Eastern Corn Belt ethanol crush margin is $2.55 today compared to $2.77 last week and $1.95 a year ago. The price of corn subtracted from the value of processed products = ethanol crush margin.
July soybeans settled at $16.84¾, down 3¼ cents for the week.
Sidney, Ohio Cargill is paying $17.19 for beans, 34 over the July futures, which is a 34 cent firmer basis than a week ago. Their fall delivery basis is steady at 25 under the November.
Iowa Falls Cargill is paying $15.85 for beans, $1.00 under the July futures, which is steady with a week ago. Their fall delivery basis is also steady at 40 under the November.
The big spec funds cut 5,754 contracts from their position to leave them net long 97,798 contracts of beans. The index funds cut 12,246 contracts from their position to leave them net long 199,474 contracts of beans.
Soybean open interest decreased by 100,274 contracts to 904,744 contracts.
The soybean crush margin is $4.47 today, compared to $4.21 last week and $1.85 a year ago. Crush margin = value of the oil and meal extracted from a bushel of beans minus the cost of a bushel of beans.
CBOT July soft red winter wheat was down 9½ cents this week to settle at $10.55¾.
The local elevator is paying $9.72 for new crop wheat, 84 under the July, which is a 42 cent weaker basis than a week ago. King Milling in Lowell, Michigan is paying $10.46 for new crop wheat, 10 under the July, 5 cents firmer than a week ago.
The big spec funds cut 545 contracts from their soft red winter wheat (CBOT) position to leave them net short 37,501 contracts. The index funds cut 2,507 contracts from their position to leave them net long 158,269 contracts of wheat.
Soft red winter wheat open interest decreased by 53,351 contracts to 431,253 contracts.
KC July wheat was down 43¾ cents to settle at $11.05¾.

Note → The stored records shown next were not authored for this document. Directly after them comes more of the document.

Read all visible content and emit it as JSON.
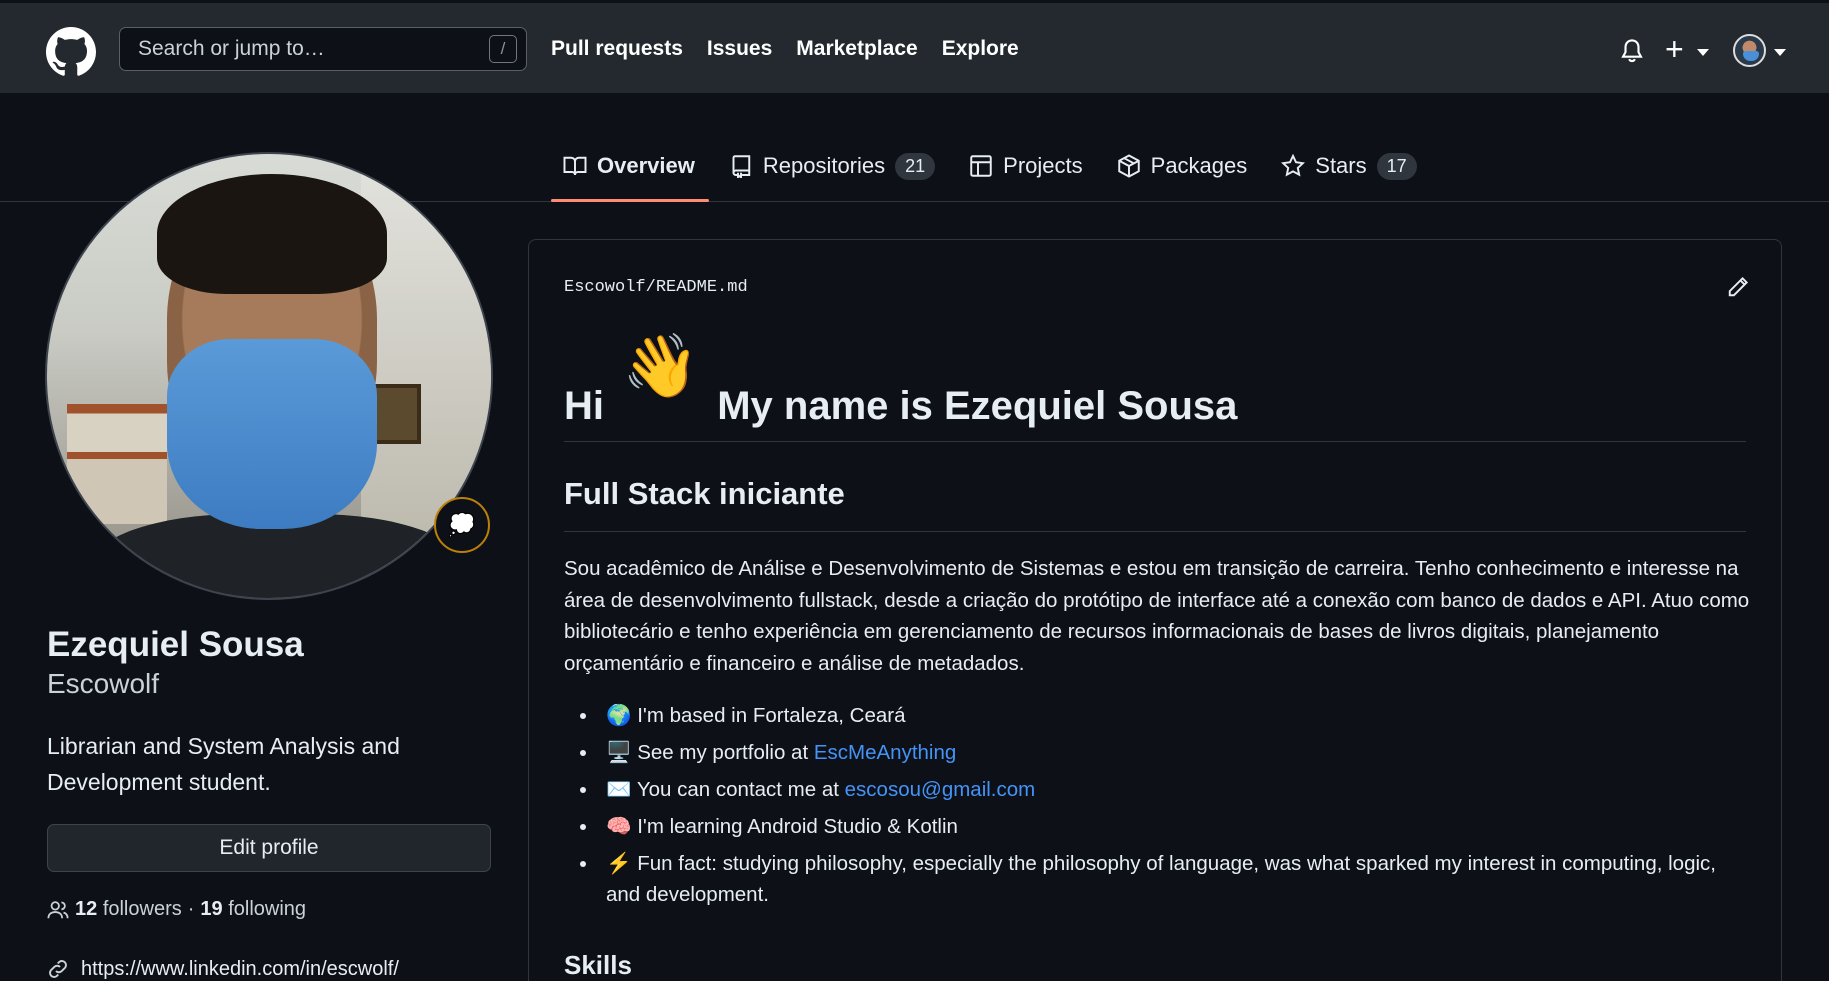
{
  "header": {
    "search_placeholder": "Search or jump to…",
    "search_shortcut": "/",
    "nav": [
      "Pull requests",
      "Issues",
      "Marketplace",
      "Explore"
    ],
    "plus_icon": "+"
  },
  "tabs": [
    {
      "label": "Overview",
      "icon": "book-icon"
    },
    {
      "label": "Repositories",
      "icon": "repo-icon",
      "count": "21"
    },
    {
      "label": "Projects",
      "icon": "table-icon"
    },
    {
      "label": "Packages",
      "icon": "package-icon"
    },
    {
      "label": "Stars",
      "icon": "star-icon",
      "count": "17"
    }
  ],
  "profile": {
    "name": "Ezequiel Sousa",
    "login": "Escowolf",
    "status_emoji": "💭",
    "bio": "Librarian and System Analysis and Development student.",
    "edit_label": "Edit profile",
    "followers_count": "12",
    "followers_label": "followers",
    "separator": "·",
    "following_count": "19",
    "following_label": "following",
    "link": "https://www.linkedin.com/in/escwolf/"
  },
  "readme": {
    "path_user": "Escowolf",
    "path_sep": "/",
    "path_file": "README.md",
    "h1_hi": "Hi",
    "h1_wave": "👋",
    "h1_rest": "My name is Ezequiel Sousa",
    "h2": "Full Stack iniciante",
    "paragraph": "Sou acadêmico de Análise e Desenvolvimento de Sistemas e estou em transição de carreira. Tenho conhecimento e interesse na área de desenvolvimento fullstack, desde a criação do protótipo de interface até a conexão com banco de dados e API. Atuo como bibliotecário e tenho experiência em gerenciamento de recursos informacionais de bases de livros digitais, planejamento orçamentário e financeiro e análise de metadados.",
    "items": [
      {
        "emoji": "🌍",
        "text": "I'm based in Fortaleza, Ceará",
        "link": ""
      },
      {
        "emoji": "🖥️",
        "text": "See my portfolio at ",
        "link": "EscMeAnything"
      },
      {
        "emoji": "✉️",
        "text": "You can contact me at ",
        "link": "escosou@gmail.com"
      },
      {
        "emoji": "🧠",
        "text": "I'm learning Android Studio & Kotlin",
        "link": ""
      },
      {
        "emoji": "⚡",
        "text": "Fun fact: studying philosophy, especially the philosophy of language, was what sparked my interest in computing, logic, and development.",
        "link": ""
      }
    ],
    "h3": "Skills"
  }
}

The big spec funds cut 4,117 contracts from their hard red winter wheat position to leave them net long 11,913 contracts. The index funds added 2,326 contracts to their position to bring them net long 65,403 contracts of hard red winter wheat.
Hard red winter (KC) wheat open interest decreased by 16,096 contracts to 195,409 contracts.

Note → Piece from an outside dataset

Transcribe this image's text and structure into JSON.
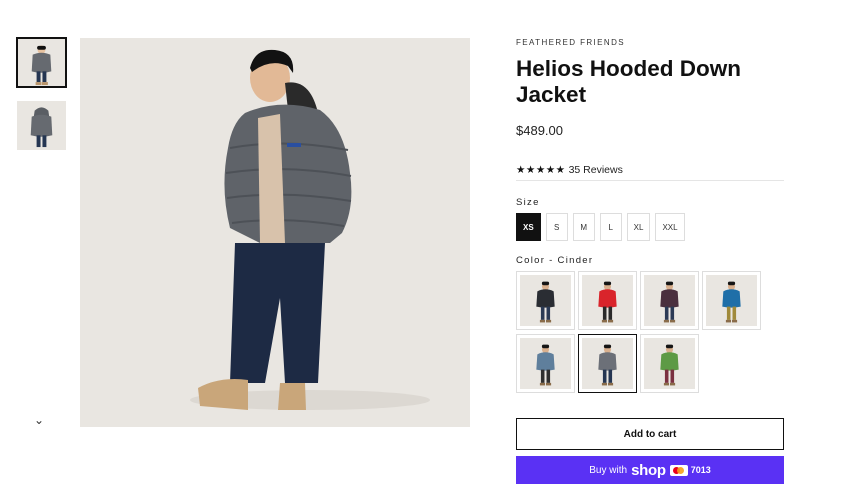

September (U) 2022 spring wheat was up 2 cents this week to settle at $11.53¼.
The Baltic Dry Bulk Index settled at 2,403, up 164 points for the week.

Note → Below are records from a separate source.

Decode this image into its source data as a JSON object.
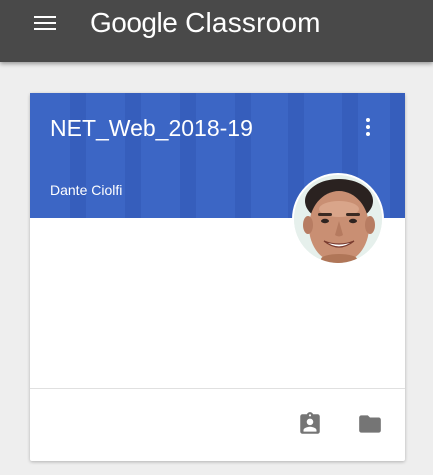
{
  "app": {
    "brand_google": "Google",
    "brand_product": "Classroom"
  },
  "icons": {
    "menu": "hamburger-menu-icon",
    "more": "more-vert-icon",
    "assignment": "assignment-ind-icon",
    "folder": "folder-icon"
  },
  "colors": {
    "topbar": "#494949",
    "course_header": "#3c66c5",
    "footer_icons": "#757575"
  },
  "course_card": {
    "title": "NET_Web_2018-19",
    "teacher": "Dante Ciolfi"
  }
}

What you should have noticed:
It has been a long time since the Dow settled below 33,000 points. It is down 10.7% from its high.
Ethanol crush margin was down 22 cents this week, but with corn up 24 cents, lower profit margins for corn users is to be expected.
The soybean crush was up 26 cents with beans a little lower. It is logical.
After the corn market added more than 300,000 contracts of open interest the previous three weeks. A truly massive liquidation of positions occurred this past week as corn open interest (OI) declined a 205,000 contracts as money was flying away from the corn market. In fact, all the commodities lost 9 to 12% of their open interest this past reporting week.
The declining open interest means people with futures positions were getting-out of the market. Was it the shorts or longs? The price of corn was up 20+ cents, so the traders with short (sold positions) were buying to offset those sold positions, pushing old crop, new crop and 2023 corn crop futures to new contract highs during this reporting week.
Think about this: Who will be buying after the shorts are finished liquidating? Unless the market can attract new money, there won’t be any buyers.
Prices moving higher as open interest declines is a key technical indication a market is about to turn lower. Will the weather, the war, or the demand bring investors back to the corn market?
Where is all this investment money from stocks and commodities going?
Did you notice the dollar index was up a huge 2.04? Investors are buying dollars. Why? Interest rates are higher than they have been in 10 years. The money flowing from stocks and commodities is flowing to interest bearing investments… bonds.
The past four weeks, the dollar index is up 4.72, a massive move higher in the big picture of world economics. Yet the past four weeks July corn is up 91 cents, beans up $1.20. Commodities are supposed to go down as the dollar strengthens.
The investment rules change during long term inflation. So also should your market plan.